Alceo Dossena, Penitent Magdalene (1920-1930; terracotta, 55 x 45 x 17 cm; Pescia, Museo Civico Galeotti) |
Alceo Dossena, Saint Francis (1932; bronze; Pescia, Museo Civico Galeotti) |
Alceo Dossena, Madonna and Child with Angels (1925-1937; terracotta; Pescia, Museo Civico Galeotti) |
Alceo Dossena, Madonna and Child (1930-1937; terracotta; Pescia, Museo Civico Galeotti) |
Alceo Dossena, Madonna and Child (1930; bronze; Pescia, Museo Civico Galeotti) |
Alceo Dossena, Portrait of Giuseppe Verdi (1900-1924; bronze; Pescia, Museo Civico Galeotti) |
Alceo Dossena, Dog (1930; terracotta; Pescia, Museo Civico Galeotti) |
But how was Dossena able to create such lifelike works? The artist had developed a special technique for imitating the natural aging of sculptures: “his patina,” wrote scholar Giuseppe Cellini in the entry dedicated to Dossena in the Dizionario biografico degli italiani, “is not a superimposition of materials, such as that found in excavated sculptures, but is an underlying shade of color to the epidermis, penetrated inside by degrees, fixed indelibly in the undercuts, as precisely occurs in medieval and Renaissance marble. This is not a matter of an imbrication given and retinted at the finished work, according to the method used by other forgers: his ingenious procedure was to sculpt the compositions almost to completion, with planes smoothed by the step, and at that point apply a liquid patina made of permanganate, rust water and oak earth dried in the heat of the gas flame. This masked the entire surface with a blackish crust; then, on finishing, with flat chisels and chisels he would cleanse the surface itself and, as to a fruit, uncover the pulp of the marble, with the inner halo of patina, as in the ancient. When the parts in question were then polymerized with lead and oxalic acid, and the fractures and accìdental damage were added, the maquillage was perfect.”

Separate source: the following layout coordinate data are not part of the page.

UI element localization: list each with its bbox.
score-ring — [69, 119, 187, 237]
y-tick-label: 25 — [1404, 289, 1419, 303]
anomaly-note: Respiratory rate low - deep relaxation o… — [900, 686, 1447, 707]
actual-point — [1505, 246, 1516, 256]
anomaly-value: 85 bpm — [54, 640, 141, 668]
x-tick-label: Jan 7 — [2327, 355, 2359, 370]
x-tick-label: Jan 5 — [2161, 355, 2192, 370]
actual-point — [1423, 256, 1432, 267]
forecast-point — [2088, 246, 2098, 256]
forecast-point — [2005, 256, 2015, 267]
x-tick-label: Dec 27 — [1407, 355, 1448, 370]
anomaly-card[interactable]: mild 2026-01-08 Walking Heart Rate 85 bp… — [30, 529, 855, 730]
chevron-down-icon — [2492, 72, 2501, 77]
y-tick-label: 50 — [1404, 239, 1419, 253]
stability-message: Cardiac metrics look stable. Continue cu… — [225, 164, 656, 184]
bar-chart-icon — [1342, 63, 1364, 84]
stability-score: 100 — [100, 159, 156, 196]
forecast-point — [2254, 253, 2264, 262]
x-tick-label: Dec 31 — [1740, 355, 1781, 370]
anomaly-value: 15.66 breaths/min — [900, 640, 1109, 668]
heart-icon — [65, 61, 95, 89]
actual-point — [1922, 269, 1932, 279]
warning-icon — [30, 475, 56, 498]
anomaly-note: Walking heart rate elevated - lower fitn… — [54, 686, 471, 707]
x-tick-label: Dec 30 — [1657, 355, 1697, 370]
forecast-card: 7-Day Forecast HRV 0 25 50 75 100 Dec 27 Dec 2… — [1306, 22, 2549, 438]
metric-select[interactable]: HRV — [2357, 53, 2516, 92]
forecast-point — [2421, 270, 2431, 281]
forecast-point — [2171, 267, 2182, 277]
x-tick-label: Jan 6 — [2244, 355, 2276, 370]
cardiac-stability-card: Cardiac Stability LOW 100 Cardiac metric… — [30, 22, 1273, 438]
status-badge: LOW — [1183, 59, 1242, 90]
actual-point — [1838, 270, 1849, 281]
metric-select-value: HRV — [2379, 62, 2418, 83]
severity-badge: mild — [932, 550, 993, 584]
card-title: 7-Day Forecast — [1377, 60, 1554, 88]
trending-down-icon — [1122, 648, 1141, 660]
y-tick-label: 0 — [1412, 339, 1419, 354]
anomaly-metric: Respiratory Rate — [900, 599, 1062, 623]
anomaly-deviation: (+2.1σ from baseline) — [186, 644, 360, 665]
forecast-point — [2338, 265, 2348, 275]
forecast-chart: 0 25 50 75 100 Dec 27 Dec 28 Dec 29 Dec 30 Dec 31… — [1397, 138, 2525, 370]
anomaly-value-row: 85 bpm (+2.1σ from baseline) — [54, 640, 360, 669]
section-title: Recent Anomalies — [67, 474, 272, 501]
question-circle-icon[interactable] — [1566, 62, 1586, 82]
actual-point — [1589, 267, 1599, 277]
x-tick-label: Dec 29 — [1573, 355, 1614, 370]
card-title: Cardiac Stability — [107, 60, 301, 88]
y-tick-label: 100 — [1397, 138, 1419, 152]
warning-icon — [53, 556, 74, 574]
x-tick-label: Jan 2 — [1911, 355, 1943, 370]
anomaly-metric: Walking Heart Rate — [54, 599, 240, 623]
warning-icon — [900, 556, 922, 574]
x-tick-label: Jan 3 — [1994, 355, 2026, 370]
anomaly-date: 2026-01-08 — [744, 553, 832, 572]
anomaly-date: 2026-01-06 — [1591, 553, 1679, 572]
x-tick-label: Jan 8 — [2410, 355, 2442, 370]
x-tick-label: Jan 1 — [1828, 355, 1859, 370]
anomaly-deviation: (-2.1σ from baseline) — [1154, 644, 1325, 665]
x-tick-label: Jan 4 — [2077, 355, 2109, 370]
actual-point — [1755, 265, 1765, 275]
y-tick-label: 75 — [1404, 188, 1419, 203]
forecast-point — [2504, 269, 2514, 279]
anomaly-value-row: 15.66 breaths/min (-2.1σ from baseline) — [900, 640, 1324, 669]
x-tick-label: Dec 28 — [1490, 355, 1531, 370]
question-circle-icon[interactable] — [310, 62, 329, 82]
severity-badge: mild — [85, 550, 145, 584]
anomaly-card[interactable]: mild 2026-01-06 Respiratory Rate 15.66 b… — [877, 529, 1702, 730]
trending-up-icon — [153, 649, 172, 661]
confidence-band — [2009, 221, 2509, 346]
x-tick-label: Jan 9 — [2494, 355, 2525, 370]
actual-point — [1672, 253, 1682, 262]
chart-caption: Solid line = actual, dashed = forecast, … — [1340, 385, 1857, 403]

Many museums disposed of his works, but there are many others where they are still preserved instead, and often all but hidden. Dossena’s story is also an extremely significant moment in art history, embedded in the period when the market for antiquities developed, conservation laws were born, museums were beginning to expand and meet public interest, and the great collectors of the early twentieth century were forming astounding collections. Today, with the progress that studies have made and with the expansion of the scientific community, works like Dossena’s could hardly fool scholars, although the problem of forgeries is far from being eradicated. In any case, Alceo Dossena also became for his hometown a sort of boast, so much so that, in 2003, the association of the Friends of the “Ala Ponzone” Museum in Cremona wanted to donate to the institution a work by Dossena, a terracotta tondo depicting a Madonna and Child. It was only right, according to the supporters of the initiative, that at least one of his works be included in the itinerary of the Cremona civic museum, to remember the greatest forger that Italy has known, a unique and unrepeatable witness of a cultural temperament and an important piece of art history and of Italy.